For robot locomotion (in MuJoCo), we wish the robot to avoid collisions with obstacles, such as the roof. In this case, since there is no local trap problem, we only consider robust-safe diffuser (RoS-diffuser). Others work similarly. The training data set is publicly available from [Janner et al. \(2022\)](#).

**Specifications.** The simple safety specification for both the Walker2D and Hopper is collision avoidance with the roof. In other words, the height of the robot head  $z \in \mathbb{R}$  should satisfy the following constraint:

$$z \leq h_r, \quad (\text{S5})$$

where  $h_r > 0$  is the height of the roof. We also need to normalize  $h_r$  according to the normalization of the state  $z$  in the diffusion model.**Fig. S1:** Maze planning (blue to red) denoising diffusion procedure with diffuser (Left to right: diffusion time steps 256, 4, 3, 0, respectively).
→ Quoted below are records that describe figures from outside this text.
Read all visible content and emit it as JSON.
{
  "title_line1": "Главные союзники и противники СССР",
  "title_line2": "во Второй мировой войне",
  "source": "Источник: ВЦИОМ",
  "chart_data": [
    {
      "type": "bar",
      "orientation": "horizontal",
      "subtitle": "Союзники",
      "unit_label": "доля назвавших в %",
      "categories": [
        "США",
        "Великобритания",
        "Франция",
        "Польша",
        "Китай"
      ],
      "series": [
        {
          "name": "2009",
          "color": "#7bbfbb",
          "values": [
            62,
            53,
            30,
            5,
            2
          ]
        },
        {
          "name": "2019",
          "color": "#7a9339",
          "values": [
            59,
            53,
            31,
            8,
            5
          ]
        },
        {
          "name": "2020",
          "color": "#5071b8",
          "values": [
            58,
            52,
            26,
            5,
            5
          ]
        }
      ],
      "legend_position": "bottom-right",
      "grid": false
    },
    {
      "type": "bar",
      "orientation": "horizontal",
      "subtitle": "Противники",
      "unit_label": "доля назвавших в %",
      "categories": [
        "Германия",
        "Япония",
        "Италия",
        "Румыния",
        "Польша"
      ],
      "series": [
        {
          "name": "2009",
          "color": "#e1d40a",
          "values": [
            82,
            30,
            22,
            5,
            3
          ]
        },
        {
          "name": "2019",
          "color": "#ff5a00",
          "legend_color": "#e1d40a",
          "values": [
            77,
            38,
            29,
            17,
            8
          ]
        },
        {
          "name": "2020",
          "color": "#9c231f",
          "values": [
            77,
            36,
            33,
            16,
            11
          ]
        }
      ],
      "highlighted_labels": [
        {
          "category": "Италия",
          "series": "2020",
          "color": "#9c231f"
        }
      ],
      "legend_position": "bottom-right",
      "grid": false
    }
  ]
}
Red ellipse and superellipse (outside) denote safe specifications. Both specifications are violated with the trajectory from diffuser.

**Fig. S2:** Maze planning (blue to red) denoising diffusion procedure with robust-safe diffuser at diffusion time step 0. Red ellipse and superellipse (outside) denote safe specifications. Although with safety guarantees, some trajectory points may get stuck in local traps.

The complex safety specification for both the Walker2D and Hopper is a speed-dependent collision avoidance constraint:

$$z + \varphi v_z \leq h_r, \quad (\text{S6})$$

where  $\varphi > 0$ ,  $v_z \in \mathbb{R}$  is the speed of the robot head along the  $z$ -axis. The speed-dependent safety constraint is more robust for the robot to avoid collision with the roof since when the robot jumps faster, we need to ensure a larger safe distance with respect to the roof in order to account for all kinds of uncertainties or perturbations. In this case, the simple truncation method is hard to work since it is not clear how to truncate both  $z$  and  $v_z$  at the same time.

**Model setup, training and testing.** The diffusion model structures are the same as the open source ones (Walker2D-Medium-Expert-v2 and Hopper-Medium-Expert-v2) provided in Janner et al. (2022). We set the planning horizon as 600, the diffusion steps as 20. The learning rate is  $2e^{-4}$  with  $2e^6$  training steps. The training of the model takes about 16 hours on a Nvidia RTX-3090 GPU. More parameters are provided in the attached code: “safediffuser/config/locomotion.py”. The switch of different methods in testing can be modifiedin “safediffuser/diffuser/models/diffusion.py” through “GaussianDiffusion.p\_sample()” function.

### S2.3. Safe Planning for Manipulation

For manipulation (in Pybullet), the diffusion models generate joint trajectories (as controls) for the robot, which are conditioned on the locations of the objects to grasp and place. The training data set is publicly available from [Janner et al. \(2022\)](#). Specifications are joint limitations to avoid collision in joint space.

**Specifications.** The simple safety specification for the robot is in the joint space, and we are trying to limit the joint angles of the robot within allowed ranges:

$$x_{min} \leq x \leq x_{max}, \quad (S7)$$

where  $x \in \mathbb{R}^7$  is the state of 7 joint angles,  $x_{min} \in \mathbb{R}^7$  and  $x_{max} \in \mathbb{R}^7$  denotes the minimum and maximum joint limits. We need to normalize the limits according to how the state  $x$  is normalized in the diffusion model.

The complex safety specifications are speed-dependent joint constraints:

$$x_{min} \leq x + \varphi v \leq x_{max}, \quad (S8)$$

where  $\varphi > 0$ ,  $v \in \mathbb{R}^7$  is the joint speed corresponding to the joint angle  $x$ . In this example, since the diffusion model does not directly predict  $v$ , we evaluate  $v$  using  $x(k)$  and  $x(k+1)$  along the planning horizon. The joints limits are also normalized as in the simple specification case.

**Model setup, training and testing.** The diffusion model structure is the same as the open source one provided in [Janner et al. \(2022\)](#), and we use their pre-trained models to evaluate our methods when comparing with other approaches.